It happened when I was queuing at a coffee shop, waiting to make my order. Everything seemed normal and I had no reason to expect anything out of the ordinary, until the elderly lady in front had a near-breakdown after what was presumably her first ever encounter with modern society and its mind-boggling barrage of choice.
She had asked for a simple coffee, no frills attached (not her exact words). But simple just doesn’t cut it anymore, and instead, she was bombarded with a swarm of possibilities that literally rendered her speechless. My heart went out to her, because if you think about it, the fact that we’re surrounded by so many thousands of options for any one decision really does border on lunacy.
I think the problem is that we live in a world where choice is equated with happiness; where the act of making a decision is supposed to instil in us a sense of control. But this is an illusion, and the plethora of options we have these days is reaching epic proportions. If you go to a Starbucks (just one of the countless cafes around these days), you will have a whopping 87,000 drink combinations from which to choose. Supermarkets even have whole aisles dedicated to particular product types.

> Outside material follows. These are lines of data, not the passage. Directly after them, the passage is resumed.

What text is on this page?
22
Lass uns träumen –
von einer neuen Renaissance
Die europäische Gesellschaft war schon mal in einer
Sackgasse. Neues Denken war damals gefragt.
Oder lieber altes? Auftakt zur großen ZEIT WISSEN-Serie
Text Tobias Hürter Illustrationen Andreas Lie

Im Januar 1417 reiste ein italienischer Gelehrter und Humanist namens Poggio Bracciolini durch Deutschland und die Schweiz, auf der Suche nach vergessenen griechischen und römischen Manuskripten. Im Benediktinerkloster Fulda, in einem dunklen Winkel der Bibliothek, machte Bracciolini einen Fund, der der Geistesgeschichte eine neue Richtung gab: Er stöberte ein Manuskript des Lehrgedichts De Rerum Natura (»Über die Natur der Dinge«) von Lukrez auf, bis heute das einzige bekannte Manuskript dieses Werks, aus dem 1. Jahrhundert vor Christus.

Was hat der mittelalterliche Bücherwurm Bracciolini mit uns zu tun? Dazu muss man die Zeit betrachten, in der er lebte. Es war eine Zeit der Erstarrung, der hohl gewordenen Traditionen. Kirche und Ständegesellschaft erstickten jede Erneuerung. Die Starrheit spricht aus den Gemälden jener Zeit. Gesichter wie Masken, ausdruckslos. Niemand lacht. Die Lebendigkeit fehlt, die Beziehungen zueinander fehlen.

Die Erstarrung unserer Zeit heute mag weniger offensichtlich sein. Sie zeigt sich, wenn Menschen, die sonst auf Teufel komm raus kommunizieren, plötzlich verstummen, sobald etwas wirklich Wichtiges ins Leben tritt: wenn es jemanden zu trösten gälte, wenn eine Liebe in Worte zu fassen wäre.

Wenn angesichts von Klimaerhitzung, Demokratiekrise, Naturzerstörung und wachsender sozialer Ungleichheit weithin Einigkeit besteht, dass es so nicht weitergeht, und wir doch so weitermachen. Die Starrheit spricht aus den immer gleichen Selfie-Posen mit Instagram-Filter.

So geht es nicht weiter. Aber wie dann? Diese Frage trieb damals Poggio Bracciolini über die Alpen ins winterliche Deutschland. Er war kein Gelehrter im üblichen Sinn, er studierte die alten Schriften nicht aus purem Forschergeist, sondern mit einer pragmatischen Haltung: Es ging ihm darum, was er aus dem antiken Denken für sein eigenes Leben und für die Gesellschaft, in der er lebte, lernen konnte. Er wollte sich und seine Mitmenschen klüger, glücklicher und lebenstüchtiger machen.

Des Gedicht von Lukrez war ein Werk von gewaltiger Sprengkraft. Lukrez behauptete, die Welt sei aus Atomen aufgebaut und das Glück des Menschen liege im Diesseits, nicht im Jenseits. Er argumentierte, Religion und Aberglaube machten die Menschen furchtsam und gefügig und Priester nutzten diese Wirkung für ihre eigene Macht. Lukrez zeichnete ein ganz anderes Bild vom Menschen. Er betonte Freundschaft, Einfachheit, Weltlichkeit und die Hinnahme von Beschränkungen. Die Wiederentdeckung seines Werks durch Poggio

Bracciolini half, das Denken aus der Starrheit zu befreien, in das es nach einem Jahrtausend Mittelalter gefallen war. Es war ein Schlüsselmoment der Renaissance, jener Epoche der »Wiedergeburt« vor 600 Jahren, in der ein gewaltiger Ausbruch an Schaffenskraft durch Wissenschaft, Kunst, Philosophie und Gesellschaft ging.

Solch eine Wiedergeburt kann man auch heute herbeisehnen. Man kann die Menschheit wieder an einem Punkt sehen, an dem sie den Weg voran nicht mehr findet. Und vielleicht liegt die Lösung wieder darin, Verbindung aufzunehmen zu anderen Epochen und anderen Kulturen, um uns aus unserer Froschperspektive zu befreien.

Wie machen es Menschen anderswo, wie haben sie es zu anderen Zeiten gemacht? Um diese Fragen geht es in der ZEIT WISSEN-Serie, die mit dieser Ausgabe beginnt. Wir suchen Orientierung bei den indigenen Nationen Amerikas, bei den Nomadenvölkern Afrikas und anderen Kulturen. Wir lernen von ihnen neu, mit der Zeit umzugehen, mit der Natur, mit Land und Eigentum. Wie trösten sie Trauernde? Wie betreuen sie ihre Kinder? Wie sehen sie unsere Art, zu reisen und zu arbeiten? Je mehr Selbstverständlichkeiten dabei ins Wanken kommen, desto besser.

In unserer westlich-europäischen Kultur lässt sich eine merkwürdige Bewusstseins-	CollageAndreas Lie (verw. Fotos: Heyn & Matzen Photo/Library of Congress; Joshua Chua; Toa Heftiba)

This proliferation was initially meant to increase customer satisfaction; the burgeoning bounty of loaves and lattes was fashioned so that no customer had needs (or rather, wants) unmet. But do not be fooled: it is a weapon of mass consumerism. This illusion of fulfilment driven by the ability to choose is merely a hook on which a capitalist society can exploit our innate, immeasurable and (more importantly) insatiable pursuit of happiness.
If you’re anything like me, excessive choice just means being relentlessly haunted by the options and opportunities you turned down. We are brainwashed into thinking that only one of these options is the ‘right’ one, and as such, all the others (whether it’s 1 or 1,000) are ‘wrong’. And good god, the fear of making the wrong decision! Especially in today’s world of myriad varieties where there are, by extension, myriad ways of going wrong – whatever we eventually decide is thus inevitably and irrevocably ruined by the underlying anxiety that we have denied ourselves so much, regardless of what we have actually allowed ourselves to have.
And so, the insidious complexity of choice in modern society strips us of any real gratification. When we choose a drink, a movie, a book to read or a meal to cook, we are unknowingly engaging in a painful process of rejection and denial. As I stood behind the old lady who was helplessly trying to decide what to order, I couldn’t help but feel that although choice is supposed to liberate us, we are only becoming more anxious, and in a way, less free.